In a spoof of the movie “Divergent,” the online video “Snackpocalypse” features a movie trailer of high school students engaged in a junk food orgy following their class president’s successful campaign to get junk food vending machines placed in their school. The kids quickly go from celebrating their potato chips and pizza to addicts hovering around water fountains that dispense soda and overdosing on Cheetos.

However one student, young actress Chloe Grace Moretz, eats differently (healthy) and takes on the challenge presented by another young actor, Tyler Pose. At the end, FLOTUS makes a cameo on a couch watching this movie trailer with two mom friends and eating carrot sticks.

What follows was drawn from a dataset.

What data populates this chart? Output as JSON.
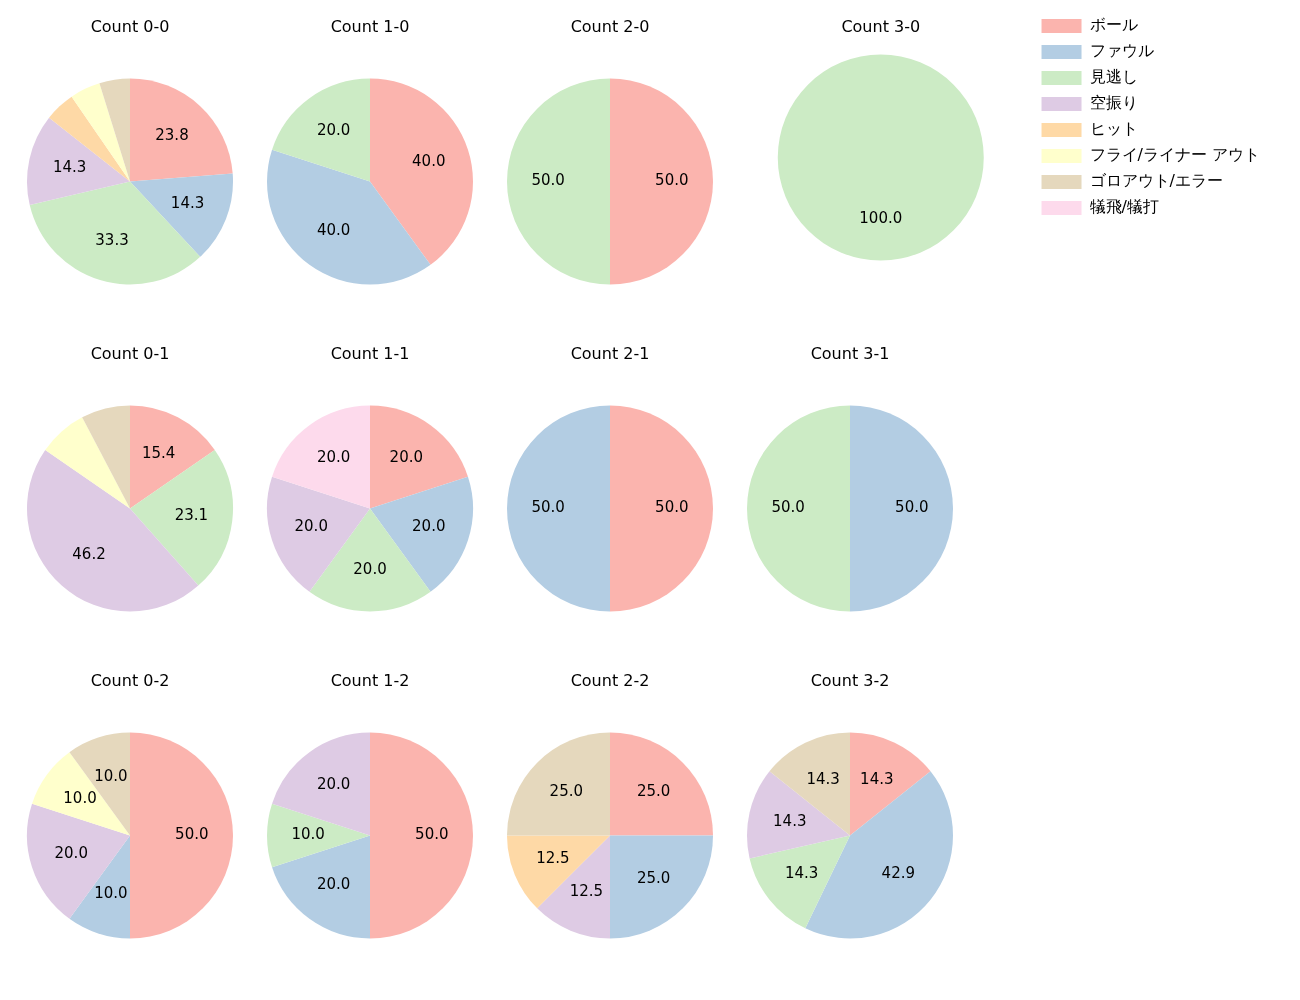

It’s just another cheap strategy to gain attention but is far from likely to actually change the minds of young people. We get that it’s meant to poke fun at unhealthy eating in schools, but replacing chips and cookies with carrot sticks and apples in vending machines is hardly enough to address the obesity problem in our nation among young people. Teaching good eating habits is admirable but demonizing the food choices young people make to do so turns us off.

The First Lady assumed that young people would go running to the salad bar once they were forced upon schools from the Washington. Kids aren't biting.

New school rules and restrictions on calorie intake or banning sugary and salty food without viable options have left students hungry and unsatisfied. While apathetic on many issues, hunger in schools have driven students to start their own video campaigns and take to Twitter to show how empty their plates are – because of limited food options.

In the press, the First Lady has waged a war with Republican members of Congress who want to legislatively roll back her school lunch reforms.

As the new school year is kicking off, will a Funny or Die video be enough to gain her brownie points with young people? No, but it will up her cool factor a little bit more.